Ainda que para poucos leitores, é resistência com reflexos permanentes

Por Américo Teixeira Jr. – Ilustração gerada por Inteligência Artificial CoPilot

Marcado até aqui, entre outras mazelas, pela dedicada função de aniquilar letras e mentes, o Século 21 tem se destacado por inversões de valores por demais comprometedoras. O planeta não deixará de existir, pois essa coisa redonda continuará girando em torno do sol, a despeito do ser humano, esse sim, um “produto com defeito de fabricação” que, cedo ou tarde, vai ser retirado das “prateleiras”. Mas enquanto isso não acontece, a revolução da internet e inteligência artificial, a depender do uso, vai do céu ao inferno na velocidade de um click.

Nos dois casos, são ferramentas importantes, talvez até fundamentais, principalmente pela democratização do acesso, da produção e da disseminação da informação e do conhecimento. É impressionante o alto nível de qualidade, quantidade e diversidade do conteúdo disponível a partir de um mero celular. Contudo, essa bendita e maravilhosa revolução, desregulada que é, também dá voz ao “esgoto” descivilizatório e gera a cruel ilusão de que X, Instagram, Facebook, TikTok & Cia são veículos jornalísticos. Obviamente que não são.

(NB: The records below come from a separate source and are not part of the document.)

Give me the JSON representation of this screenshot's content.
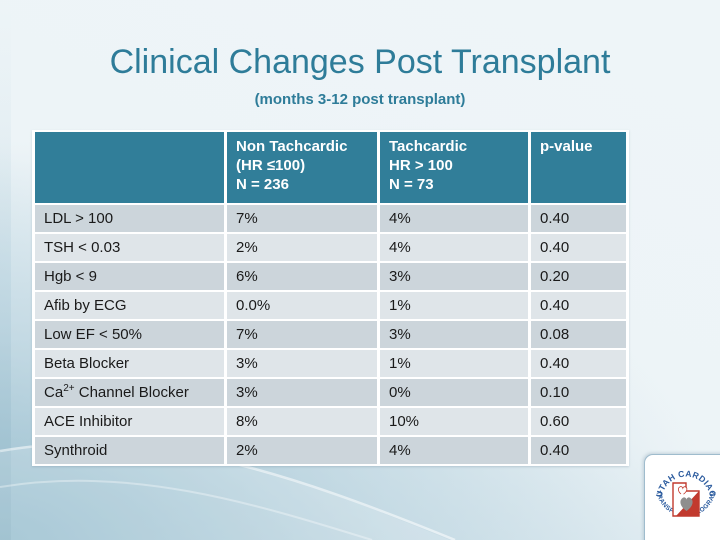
{
  "slide": {
    "title": "Clinical Changes Post Transplant",
    "subtitle": "(months 3-12 post transplant)"
  },
  "table": {
    "header": {
      "blank": "",
      "non_tachcardic_lines": [
        "Non Tachcardic",
        "(HR ≤100)",
        "N = 236"
      ],
      "tachcardic_lines": [
        "Tachcardic",
        "HR > 100",
        "N = 73"
      ],
      "p_value": "p-value"
    },
    "columns": [
      "label",
      "non_tachcardic",
      "tachcardic",
      "p_value"
    ],
    "rows": [
      {
        "label": "LDL > 100",
        "non_tachcardic": "7%",
        "tachcardic": "4%",
        "p_value": "0.40"
      },
      {
        "label": "TSH < 0.03",
        "non_tachcardic": "2%",
        "tachcardic": "4%",
        "p_value": "0.40"
      },
      {
        "label": "Hgb < 9",
        "non_tachcardic": "6%",
        "tachcardic": "3%",
        "p_value": "0.20"
      },
      {
        "label": "Afib by ECG",
        "non_tachcardic": "0.0%",
        "tachcardic": "1%",
        "p_value": "0.40"
      },
      {
        "label": "Low EF < 50%",
        "non_tachcardic": "7%",
        "tachcardic": "3%",
        "p_value": "0.08"
      },
      {
        "label": "Beta Blocker",
        "non_tachcardic": "3%",
        "tachcardic": "1%",
        "p_value": "0.40"
      },
      {
        "label": "Ca^{2+} Channel Blocker",
        "non_tachcardic": "3%",
        "tachcardic": "0%",
        "p_value": "0.10"
      },
      {
        "label": "ACE Inhibitor",
        "non_tachcardic": "8%",
        "tachcardic": "10%",
        "p_value": "0.60"
      },
      {
        "label": "Synthroid",
        "non_tachcardic": "2%",
        "tachcardic": "4%",
        "p_value": "0.40"
      }
    ]
  },
  "logo": {
    "top_text": "UTAH CARDIAC",
    "bottom_text": "TRANSPLANT PROGRAM"
  },
  "colors": {
    "title_teal": "#2E7C99",
    "header_bg": "#317E99",
    "header_text": "#FFFFFF",
    "row_odd_bg": "#CCD5DB",
    "row_even_bg": "#DFE5E9",
    "row_text": "#1A1A1A",
    "logo_blue": "#2B5B9E",
    "logo_red": "#C13A2E",
    "logo_gray": "#8E8E8E"
  }
}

De imediato, vem a pergunta previsível: é possível fazer jornalismo nas redes sociais? A resposta é sim, é possível, tem quem faça e bem, embora trabalhoso de achar. Mas entretenimento – esse sim, principal vocação das redes – não é e nunca foi jornalismo. A resultante é a multiplicação de inutilidades. É verdade que, nessa carreira, a jornalística, todo mundo tem de começar de alguma forma e buscar oportunidades é necessidade primária, mesmo nas redes sociais, mas como primeiro passo e não como o fim em si mesma.

Enquanto isso, extremistas digitais são impulsionados por uma nova ordem, a da estupidez, que se sustenta no analfabetismo de conveniência e promove o fenômeno de desinformação e manipulação. Assim, a ação de escrever com verdade e responsabilidade, mesmo que ignorada por milhões, ganha ares de resistência e compromisso com quem vem por aí. Afinal, onde será que a vida presente, vista como passado por gerações futuras, poderá ser resgatada e estudada? Nas redes sociais não será, obviamente, ainda que estejam, sob critérios discutíveis, “bombando”.